LESSON 4: FINDING WEBSITES

Finding Information on the Web

1. PREFACE

Thus far in the course, we have examined two of the most widely used information sources on the Internet: books and periodicals. We have used online catalogs (to find books) and web databases (to find periodical articles). In this lesson, we expand our search for information sources to include information found in websites.

2. WEBSITES, URL’s, AND DOMAIN NAMES

Text Box: DEFINITION: WEBSITE

A website is a coherent collection of Web pages that are linked together and reside on that part of the Internet known as the World Wide Web. Millions of websites exist, offering vast amounts of information of varying credibility and worth.

Every website (and every Web page) has a unique address known as a URL (Uniform Resource Locator) which identifies where it is located on the Web. For example, here is the URL for Skyline Library’s home page:

http://www.smccd.net/accounts/skylib/index.html

URLs have three basic parts: the protocol, the server name and the resource ID. These parts provide "clues" to where a Web page originates and who might be responsible for the information at that page or site. Let's look at each part:

· PROTOCOL: appears at the start of the URL before the double slash and identifies the method (set of rules) by which the resource is transmitted. All Web pages use HyperText Transfer Protocol (HTTP). Thus, all Web URL's begin with http://.

· SERVER NAME: appears between the double slash (//) and the first single slash (/)
The server name for the Skyline Library URL is: www.smccd.net/

The server name identifies the computer on which the resource is found. (Computers that store and "serve up" Web pages are called servers.) This part of the URL commonly identifies which r organization or company is either directly responsible for the information or simply providing the computer space where the information is stored.

The server name always ends with a dot and a three-letter or two-letter extension called the domain name (sometimes called the domain type). The domain is important because it usually identifies the type of organization that created or sponsored the resource. Sometimes it indicates the country where the server is located. The most common domain names are:

.com for company or commercial sites

.org for non-profit organization sites

.edu for educational sites (most commonly four-year universities)

.gov for government sites

.net for Internet service providers or other types of networks

.mil for a military body

If the domain name is two letters, it identifies a country, e.g. .us for the United States, .uk for the United Kingdom, .au for Australia, .mx for Mexico or .ca for Canada.

· RESOURCE ID: everything after the first single slash (/)
The resource ID for the Skyline Library URL is: accounts/skylib/index.html

The resource ID contains directories and subdirectories, thereby giving you the exact location of the document on the server.
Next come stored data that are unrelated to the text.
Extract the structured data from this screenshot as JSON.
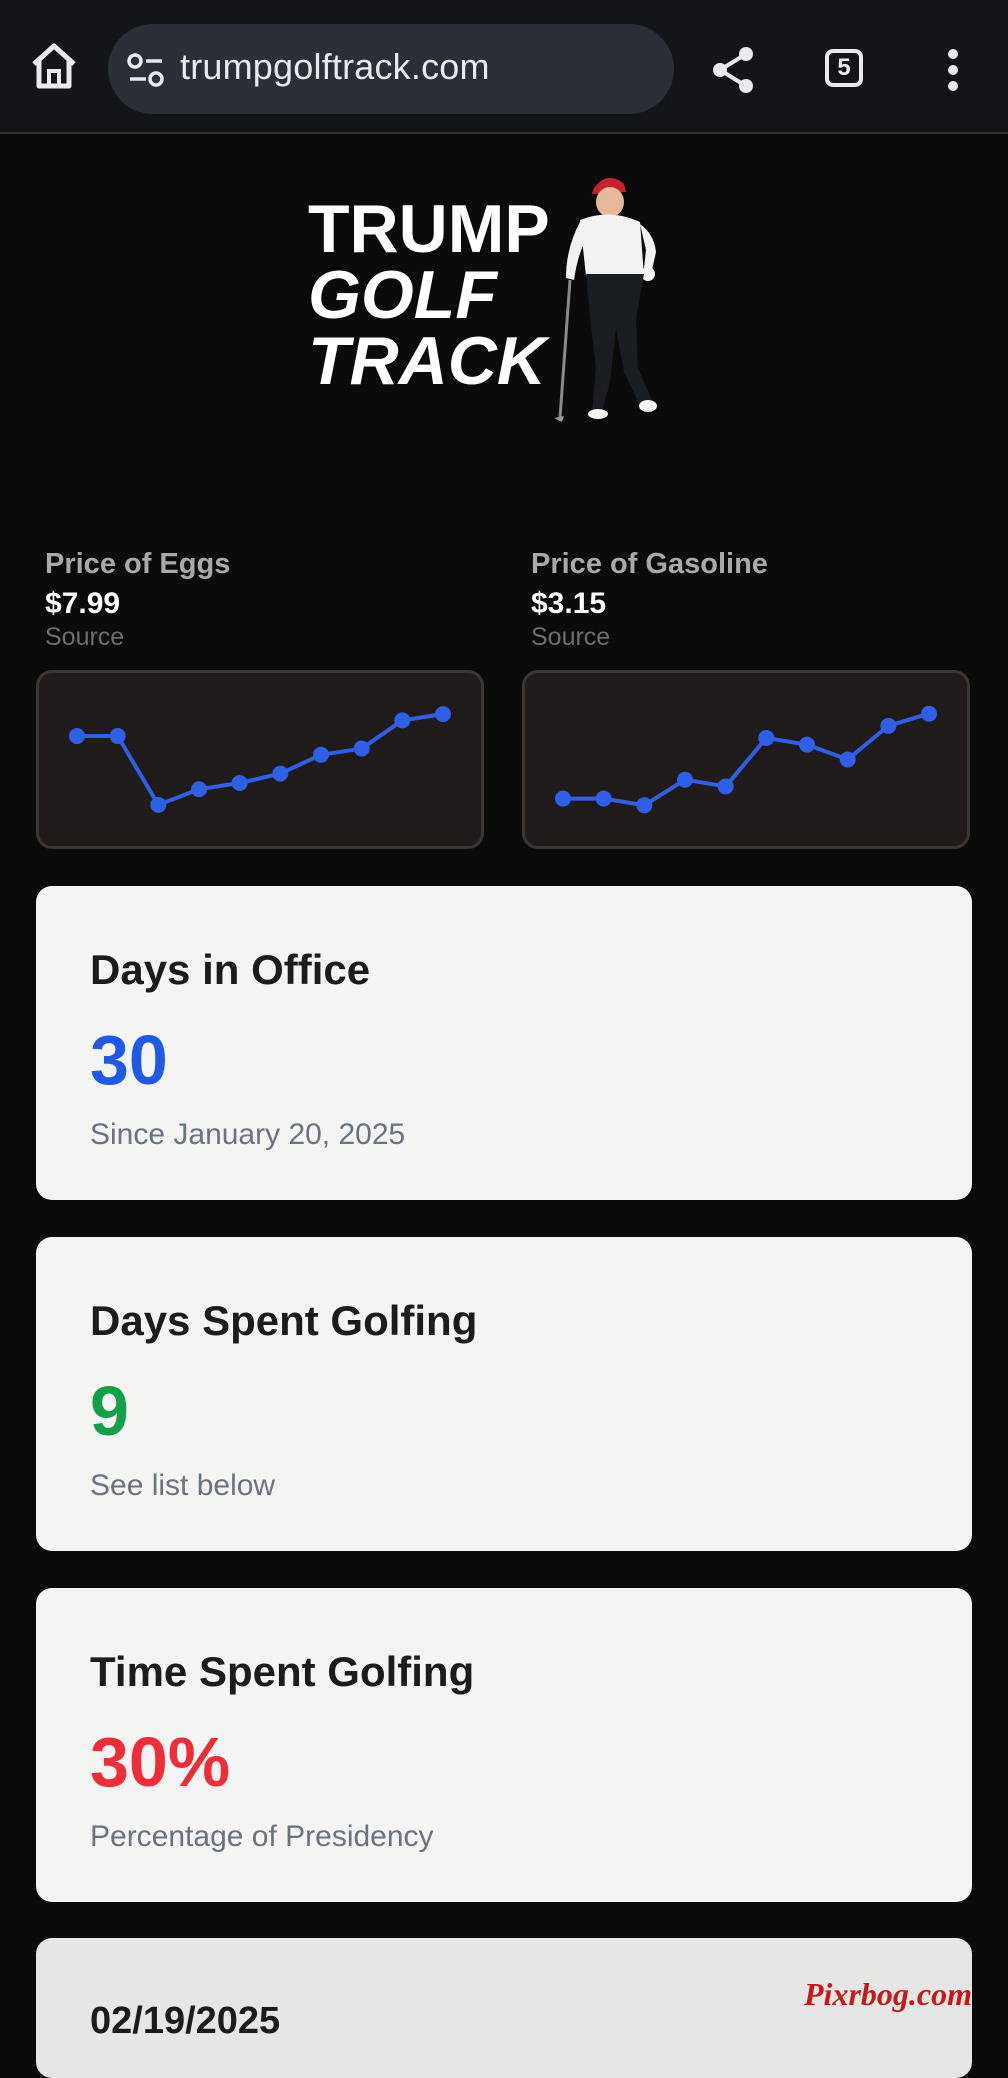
{
  "browser": {
    "url": "trumpgolftrack.com",
    "tab_count": "5",
    "icons": [
      "home-icon",
      "site-info-icon",
      "share-icon",
      "tab-switcher-icon",
      "more-menu-icon"
    ]
  },
  "hero": {
    "title_line1": "TRUMP",
    "title_line2": "GOLF",
    "title_line3": "TRACK"
  },
  "prices": [
    {
      "name": "Price of Eggs",
      "value": "$7.99",
      "source": "Source"
    },
    {
      "name": "Price of Gasoline",
      "value": "$3.15",
      "source": "Source"
    }
  ],
  "chart_data": [
    {
      "type": "line",
      "x": [
        1,
        2,
        3,
        4,
        5,
        6,
        7,
        8,
        9,
        10
      ],
      "series": [
        {
          "values": [
            6.3,
            6.3,
            4.1,
            4.6,
            4.8,
            5.1,
            5.7,
            5.9,
            6.8,
            7.0
          ]
        }
      ],
      "ylim": [
        4.0,
        7.1
      ],
      "color": "#2f5fe6",
      "grid": false
    },
    {
      "type": "line",
      "x": [
        1,
        2,
        3,
        4,
        5,
        6,
        7,
        8,
        9,
        10
      ],
      "series": [
        {
          "values": [
            2.75,
            2.75,
            2.7,
            2.89,
            2.84,
            3.2,
            3.15,
            3.04,
            3.29,
            3.38
          ]
        }
      ],
      "ylim": [
        2.68,
        3.4
      ],
      "color": "#2f5fe6",
      "grid": false
    }
  ],
  "stats": [
    {
      "title": "Days in Office",
      "value": "30",
      "subtitle": "Since January 20, 2025",
      "color": "#1f5ae6"
    },
    {
      "title": "Days Spent Golfing",
      "value": "9",
      "subtitle": "See list below",
      "color": "#14a046"
    },
    {
      "title": "Time Spent Golfing",
      "value": "30%",
      "subtitle": "Percentage of Presidency",
      "color": "#ef2d38"
    }
  ],
  "golf_days": [
    {
      "date": "02/19/2025"
    }
  ],
  "watermark": "Pixrbog.com"
}
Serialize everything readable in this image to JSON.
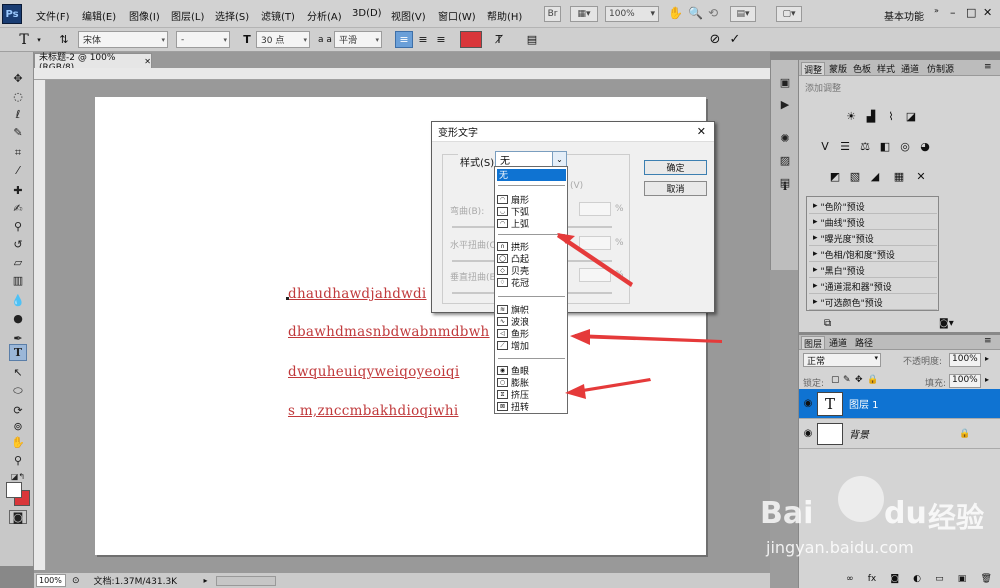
{
  "app": {
    "logo": "Ps"
  },
  "menu": {
    "items": [
      "文件(F)",
      "编辑(E)",
      "图像(I)",
      "图层(L)",
      "选择(S)",
      "滤镜(T)",
      "分析(A)",
      "3D(D)",
      "视图(V)",
      "窗口(W)",
      "帮助(H)"
    ],
    "zoom": "100%",
    "workspace": "基本功能"
  },
  "options": {
    "font_family": "宋体",
    "font_style": "-",
    "font_size": "30 点",
    "aa_label": "a a",
    "antialias": "平滑",
    "text_color": "#d9363a"
  },
  "document": {
    "tab_title": "未标题-2 @ 100%(RGB/8)",
    "lines": [
      "dhaudhawdjahdwdi",
      "dbawhdmasnbdwabnmdbwh",
      "dwquheuiqyweiqoyeoiqi",
      "s m,znccmbakhdioqiwhi"
    ]
  },
  "status": {
    "zoom": "100%",
    "doc_info": "文档:1.37M/431.3K"
  },
  "dialog": {
    "title": "变形文字",
    "style_label": "样式(S):",
    "style_value": "无",
    "ok": "确定",
    "cancel": "取消",
    "vertical_label": "(V)",
    "bend_label": "弯曲(B):",
    "h_distort_label": "水平扭曲(O)",
    "v_distort_label": "垂直扭曲(E)",
    "percent": "%"
  },
  "dropdown": {
    "options": [
      "无",
      "扇形",
      "下弧",
      "上弧",
      "拱形",
      "凸起",
      "贝壳",
      "花冠",
      "旗帜",
      "波浪",
      "鱼形",
      "增加",
      "鱼眼",
      "膨胀",
      "挤压",
      "扭转"
    ],
    "selected": "无"
  },
  "adjustments": {
    "tabs": [
      "调整",
      "蒙版",
      "色板",
      "样式",
      "通道",
      "仿制源"
    ],
    "hint": "添加调整",
    "presets": [
      "\"色阶\"预设",
      "\"曲线\"预设",
      "\"曝光度\"预设",
      "\"色相/饱和度\"预设",
      "\"黑白\"预设",
      "\"通道混和器\"预设",
      "\"可选颜色\"预设"
    ]
  },
  "layers": {
    "tabs": [
      "图层",
      "通道",
      "路径"
    ],
    "blend_mode": "正常",
    "opacity_label": "不透明度:",
    "opacity": "100%",
    "lock_label": "锁定:",
    "fill_label": "填充:",
    "fill": "100%",
    "items": [
      {
        "name": "图层 1",
        "thumb": "T",
        "selected": true
      },
      {
        "name": "背景",
        "thumb": "",
        "selected": false
      }
    ],
    "bottom_icons": [
      "link-icon",
      "fx-icon",
      "mask-icon",
      "adjustment-icon",
      "folder-icon",
      "new-layer-icon",
      "trash-icon"
    ]
  },
  "watermark": {
    "line1": "Bai",
    "line2": "du",
    "line3": "经验",
    "url": "jingyan.baidu.com"
  },
  "colors": {
    "selection": "#0f73d2",
    "arrow": "#e53a3a"
  }
}
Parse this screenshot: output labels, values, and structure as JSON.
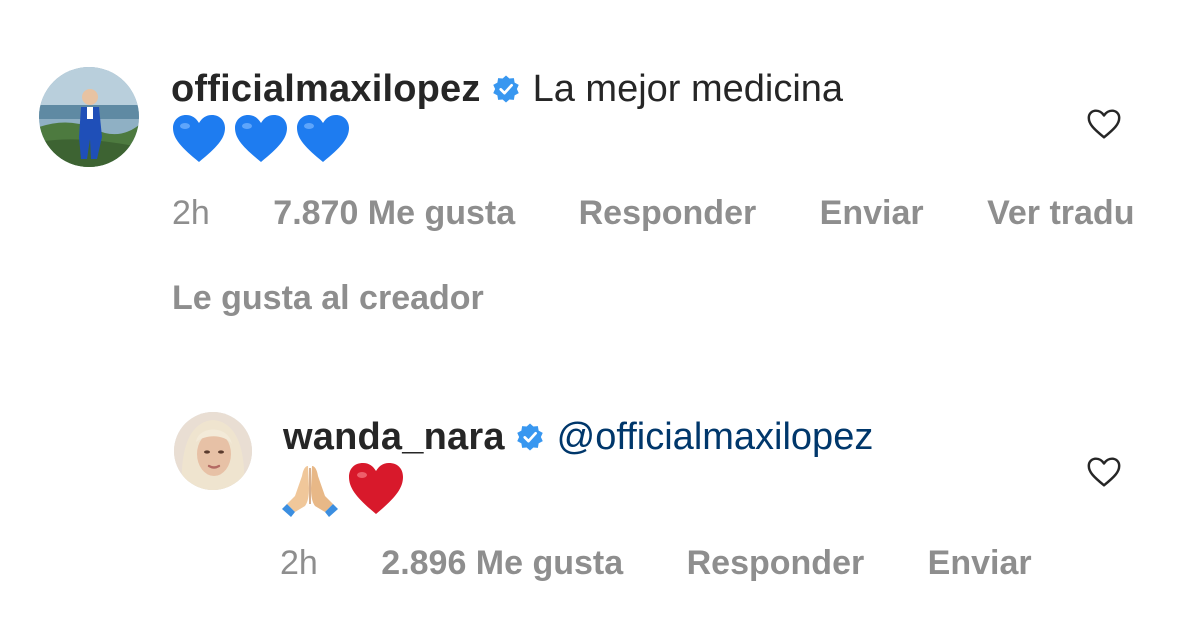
{
  "comments": [
    {
      "username": "officialmaxilopez",
      "text": "La mejor medicina",
      "emojis": "💙💙💙",
      "time": "2h",
      "likes": "7.870 Me gusta",
      "reply": "Responder",
      "send": "Enviar",
      "translate": "Ver tradu",
      "liked_by_creator": "Le gusta al creador"
    },
    {
      "username": "wanda_nara",
      "mention": "@officialmaxilopez",
      "emojis": "🙏🏼❤️",
      "time": "2h",
      "likes": "2.896 Me gusta",
      "reply": "Responder",
      "send": "Enviar"
    }
  ],
  "icons": {
    "verified": "verified-badge-icon",
    "like": "heart-outline-icon"
  },
  "colors": {
    "verified": "#3897f0",
    "mention": "#00376b",
    "secondary_text": "#8e8e8e"
  }
}
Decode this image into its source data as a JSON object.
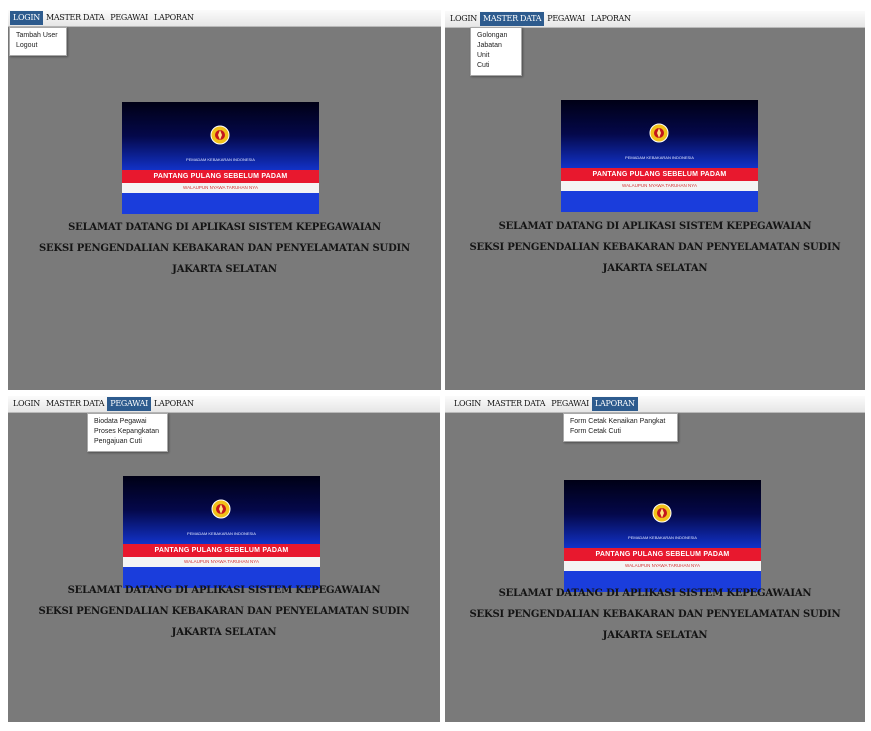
{
  "menu": [
    "LOGIN",
    "MASTER DATA",
    "PEGAWAI",
    "LAPORAN"
  ],
  "menus": {
    "login": [
      "Tambah User",
      "Logout"
    ],
    "master_data": [
      "Golongan",
      "Jabatan",
      "Unit",
      "Cuti"
    ],
    "pegawai": [
      "Biodata Pegawai",
      "Proses Kepangkatan",
      "Pengajuan Cuti"
    ],
    "laporan": [
      "Form Cetak Kenaikan Pangkat",
      "Form Cetak Cuti"
    ]
  },
  "banner": {
    "org": "PEMADAM KEBAKARAN INDONESIA",
    "motto": "PANTANG PULANG SEBELUM PADAM",
    "sub": "WALAUPUN NYAWA TARUHAN NYA"
  },
  "welcome": {
    "line1": "SELAMAT DATANG DI APLIKASI SISTEM KEPEGAWAIAN",
    "line2": "SEKSI PENGENDALIAN  KEBAKARAN DAN PENYELAMATAN SUDIN",
    "line3": "JAKARTA SELATAN"
  },
  "colors": {
    "desktop": "#7a7a7a",
    "menu_active": "#2d5b8e",
    "banner_red": "#e8182e",
    "banner_blue": "#1a3ddc"
  },
  "icons": {
    "emblem": "fire-department-emblem-icon"
  }
}
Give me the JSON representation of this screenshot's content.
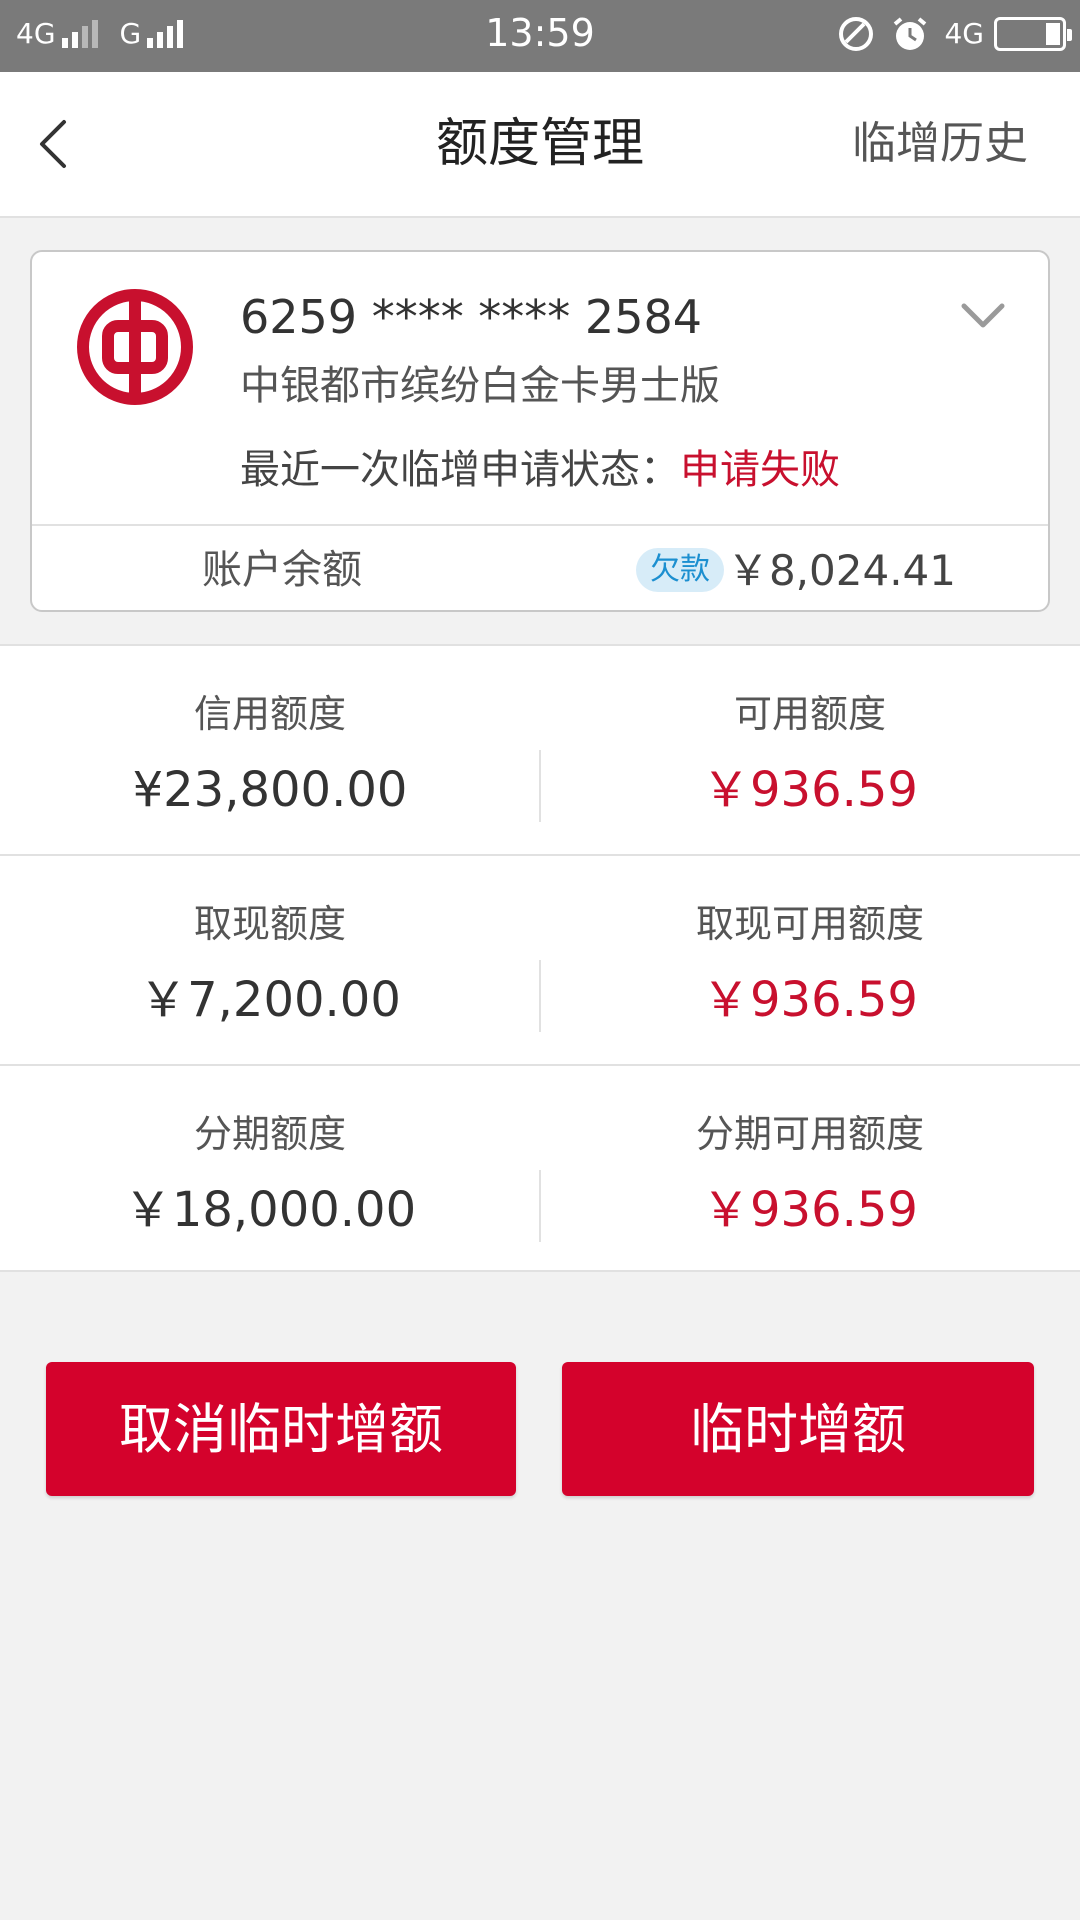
{
  "status_bar": {
    "network_left": "4G",
    "network_left2": "G",
    "time": "13:59",
    "network_right": "4G"
  },
  "nav": {
    "title": "额度管理",
    "right_link": "临增历史"
  },
  "card": {
    "number": "6259 **** **** 2584",
    "name": "中银都市缤纷白金卡男士版",
    "status_label": "最近一次临增申请状态：",
    "status_value": "申请失败",
    "balance_label": "账户余额",
    "balance_badge": "欠款",
    "balance_value": "￥8,024.41"
  },
  "limits": [
    {
      "left_label": "信用额度",
      "left_value": "¥23,800.00",
      "right_label": "可用额度",
      "right_value": "￥936.59"
    },
    {
      "left_label": "取现额度",
      "left_value": "￥7,200.00",
      "right_label": "取现可用额度",
      "right_value": "￥936.59"
    },
    {
      "left_label": "分期额度",
      "left_value": "￥18,000.00",
      "right_label": "分期可用额度",
      "right_value": "￥936.59"
    }
  ],
  "buttons": {
    "cancel": "取消临时增额",
    "increase": "临时增额"
  },
  "colors": {
    "accent_red": "#d4022c",
    "status_red": "#c8102e",
    "badge_bg": "#d7ecf8",
    "badge_text": "#1c8fd0"
  },
  "icons": {
    "back": "chevron-left-icon",
    "logo": "bank-of-china-logo",
    "expand": "chevron-down-icon"
  }
}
Following the last slash (/), you are given the file name for the specific page. The file name ends with a three or four letter designation that specifies the file type (e.g., .htm or .html for a standard Web page, .jpg or .gif for common graphic files).

3. GENERAL WEB SURFING

At some point in your research -- usually after searching the Deep Web using Web databases and online catalogs -- you may want to look for information and opinion found on free websites within the Visible Web. This is often referred to as general Web surfing. Be cautious, however, when searching the Visible Web because no quality control is in effect here. You may find highly accurate and reliable information at one website, and complete falsehoods at another.

Two types of Web search tools are available to help you find websites and/or web pages: subject directories and search engines. Let's examine each separately.

4. SUBJECT DIRECTORIES AND SELECTIVE DIRECTORIES

Web subject directories (such as Yahoo!, LookSmart, LII, and many others) provide lists of websites arranged by subject category. The websites included at a subject directory are chosen by people known as indexers. Each site in the directory is listed under one or more subject categories, as determined by the directory's indexers. A brief description of each site listed is usually included.

Directories are often a good place to start when you’re looking for information on relatively general subjects or if you want an overview of what’s available on the Web on a given subject.

Thus, to find websites on general subjects using subject directories:

· browse through the directory’s list of subject categories, OR

· do a keyword search using search terms that describe your general subject

If, however, you already have a specific research question in mind, a different approach can be used.

To find websites on a specific research question using subject directories:

* do a keyword search using terms that describe the overall general subject under which your topic falls (click here for an example, use the Back button to return here)

* choose a general website on that subject from your results list (click here for an example, use the Back button to return here)

* use that general website and see if it has a site-specific search engine that allows you to search that website’s collection of information (click here for an example, use the Back button to return here), AND/OR

* look for links provided by the general website to websites or webpages that focus on specific topics (click here for an example, use the Back button to return here)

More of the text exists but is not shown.